Bu krallıkta Pakistanlıların ağırlıkta olduğu çok fazla sayıda Müslümanlar yaşıyor. Daha doğrusu özellikle Londra tam bir ırklar panayırı olmuş durumda. Her milletten-dinden insanlar harman olmuş. Aynı şeyi Fransa’nın Paris ve Türkiye’nin İstanbul şehrinde de görmüştüm. Ve elbette ki her üç ülkenin deneyimli ve uzun süreli imparatorluklara sahip olması böyle bir insan harmanına yol açmış görülüyor. Her Avrupa Ülkesinde olduğu gibi buralarda da devasa parklar var (hatta birçok ülkede var-sadece bizde park yok!). Birçok arazi, mülkler, parklar kraliyet ailesine ait. Harry Potter, Yüzüklerin Efendisi, Sherlock Holmes vb. gibi nice eserlerin yazarları William Shakespeare gibi bu topraklarda doğup büyümüşler. Eski Londra sokaklarını dolaşırken işte söz konusu bu kitaplar ve ona uyarlanan filmleri yaşar gibi oluyorsunuz. Şatolar, atlar, kılıçlar, büyüler, şövalyeler, soğuk binalar, esrarengiz tipler… Sizi alıp ortaçağa götürüyor. Çok eski, ama bir o kadar da şaşaalı ve kullanışlı binalara sahipler.
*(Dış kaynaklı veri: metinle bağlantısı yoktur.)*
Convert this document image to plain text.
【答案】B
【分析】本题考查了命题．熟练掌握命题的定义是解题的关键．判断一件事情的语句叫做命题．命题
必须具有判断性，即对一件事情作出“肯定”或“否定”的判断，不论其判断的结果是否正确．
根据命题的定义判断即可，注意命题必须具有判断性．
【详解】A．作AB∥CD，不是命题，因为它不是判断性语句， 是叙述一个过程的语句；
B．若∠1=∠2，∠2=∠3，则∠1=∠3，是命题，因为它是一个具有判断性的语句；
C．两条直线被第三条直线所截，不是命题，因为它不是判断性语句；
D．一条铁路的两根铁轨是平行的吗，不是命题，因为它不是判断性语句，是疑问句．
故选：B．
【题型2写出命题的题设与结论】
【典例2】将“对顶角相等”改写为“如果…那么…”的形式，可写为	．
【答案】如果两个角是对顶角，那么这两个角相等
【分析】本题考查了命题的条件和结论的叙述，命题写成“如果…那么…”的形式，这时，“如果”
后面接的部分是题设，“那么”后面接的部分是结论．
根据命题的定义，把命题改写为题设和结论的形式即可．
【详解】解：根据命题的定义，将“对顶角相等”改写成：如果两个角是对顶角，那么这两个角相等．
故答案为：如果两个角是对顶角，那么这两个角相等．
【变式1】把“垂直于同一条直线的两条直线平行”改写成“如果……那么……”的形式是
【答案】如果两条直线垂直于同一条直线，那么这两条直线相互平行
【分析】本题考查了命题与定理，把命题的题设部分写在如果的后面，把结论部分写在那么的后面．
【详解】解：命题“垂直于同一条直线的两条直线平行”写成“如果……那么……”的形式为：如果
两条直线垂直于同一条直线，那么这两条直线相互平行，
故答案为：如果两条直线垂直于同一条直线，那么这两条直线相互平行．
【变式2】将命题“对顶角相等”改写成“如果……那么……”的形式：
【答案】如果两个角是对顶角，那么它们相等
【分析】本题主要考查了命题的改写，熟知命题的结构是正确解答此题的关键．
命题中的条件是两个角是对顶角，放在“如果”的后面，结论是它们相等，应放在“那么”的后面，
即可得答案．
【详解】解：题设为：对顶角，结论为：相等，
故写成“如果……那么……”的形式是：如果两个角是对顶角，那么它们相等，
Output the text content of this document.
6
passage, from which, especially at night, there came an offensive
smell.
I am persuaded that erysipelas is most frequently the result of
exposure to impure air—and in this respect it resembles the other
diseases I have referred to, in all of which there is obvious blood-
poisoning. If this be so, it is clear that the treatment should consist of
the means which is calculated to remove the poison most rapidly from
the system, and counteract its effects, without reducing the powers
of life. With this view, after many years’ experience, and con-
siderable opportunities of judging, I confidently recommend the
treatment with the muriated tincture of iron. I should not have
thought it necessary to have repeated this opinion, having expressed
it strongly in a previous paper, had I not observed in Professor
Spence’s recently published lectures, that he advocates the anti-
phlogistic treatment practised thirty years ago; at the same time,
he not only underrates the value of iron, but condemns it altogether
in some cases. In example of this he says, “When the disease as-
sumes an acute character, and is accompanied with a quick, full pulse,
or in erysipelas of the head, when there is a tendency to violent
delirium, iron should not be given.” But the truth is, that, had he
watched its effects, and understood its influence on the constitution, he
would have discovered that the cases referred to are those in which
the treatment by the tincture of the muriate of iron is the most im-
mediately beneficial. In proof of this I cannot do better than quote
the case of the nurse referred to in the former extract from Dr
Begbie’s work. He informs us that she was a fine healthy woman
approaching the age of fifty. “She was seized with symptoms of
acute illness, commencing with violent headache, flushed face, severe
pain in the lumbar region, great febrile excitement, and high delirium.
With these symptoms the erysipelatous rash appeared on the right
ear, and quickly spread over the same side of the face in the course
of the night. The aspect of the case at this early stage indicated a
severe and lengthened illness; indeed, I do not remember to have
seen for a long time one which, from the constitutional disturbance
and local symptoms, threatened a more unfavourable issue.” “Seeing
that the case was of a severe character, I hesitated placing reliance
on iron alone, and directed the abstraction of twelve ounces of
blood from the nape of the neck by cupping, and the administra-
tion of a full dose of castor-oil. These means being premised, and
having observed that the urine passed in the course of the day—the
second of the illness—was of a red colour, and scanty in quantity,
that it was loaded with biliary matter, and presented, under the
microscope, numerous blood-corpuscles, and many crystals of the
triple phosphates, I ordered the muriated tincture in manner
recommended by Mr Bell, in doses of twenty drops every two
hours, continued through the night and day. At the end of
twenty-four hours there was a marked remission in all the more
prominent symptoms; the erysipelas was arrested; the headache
SÖMÜRGECİLİĞİN ŞAHESERLERİ!
Burada bir parantez açmak istiyorum; birçok Avrupa Ülkesinde ilgimi çeken bu durumu biraz irdelemek istedim. Bu eski/tarihî yapıların ortak paydaları özellikle 1800-1900’lü yıllarda yapılmış olmalarıydı. O dönemin ne özelliği var diye düşünürken karşıma şöyle bir tablo çıktı; o yıllar özellikle İngiltere, İspanya, Fransa vb. gibilerin dünyayı sömürdükleri ve soydukları zamanlara denk geliyor. Orta Amerika’dan, Hindistan’dan ve Afrika’dan öyle bir altın, gümüş, para, köle, hammadde akmış ki, yağı fazla bulan kasap misali bu paralarla devasa eserler ortaya koymuşlar. Bu durum o kadar insafsızca olmuş ki, meselâ İngiltere’de uzun süre çocuklar ve kadınlar en az 15 saat boğaz tokluğuna çalıştırılmışlar. Zaten bu günlere hatıra kalan sendika, feminizm gibi kavramlar/atılımlar özellikle bu zaman dilimlerinde ortaya çıkmıştır. Çünkü yine o zamanlarda Avrupa’nın neredeyse tamamı Papazların yönetimindeki kiliselerle, asillerin yönetimindeki derebeylerin elindeydi. Geri kalanın tamamı tabiî olarak köleydi. Yetmediği yerde diğer kıt’alardan köleler getirilirdi! Eğer daha da kaşıyacak olursak bugün hayretlerimizi uyandıran birçok devasa eser (Piramitler, Maya-İnka-Aztek kalıntıları, Roma’nın yaşadığı yerlerdeki eserler) hep bu köle-efendi düzenlerinin eserleridir. Belki de biz insanlara bugün düşen; bu kalanlara hayranlıkla değil de yüz binlerce cana mal olmuş olan ibret eserleri diyebilmektir. Neyse…
LONDRA’DA GEZERKEN...
Londra’da trafik çok rahat değil ve etraf çoğu zaman çöplerle dolu. Bisiklet yolları bile düzgün değil. O yüzden hatırı sayılır bir bisikletli kazalarına şahit olunurmuş. Londra da en işlek yerde “Simit Sarayı” ve “Kahve Dünyası” şubelerimizi gördüm. Bir Samsung’umuz yok, ama Simit’imiz bari oradaydı, “Kerhen” gurur duydum. İleride başka bir şeylerimizin de dünyanın birçok yerinde yer alması dileğiyle… Tabi Londra’ya gidip 1753’de kurulan ve Dünyanın en eski müzesi olan British Museum’u görmemek olmazdı. Devasa bir binanın içerisinde on binlerce tarihî eser vardı. Ve tabi tamamının hırsızlıkla getirildiğini, yani İngilizlerin işgal ettikleri ülkelerden çaldıklarını yazmama gerek yok. Türkiye’den İznik çinilerinden, Mısır firavunlarının mumyalarına kadar, el yazması İslâm eserlerinden Meksikalıların eski elbiselerine kadar… Hatta Mısır ülkesini olduğu gibi getirmişler desem yeridir. Bir tek piramitleri getirememişler, onun için uygun kargo uçak-gemi yoktu her halde!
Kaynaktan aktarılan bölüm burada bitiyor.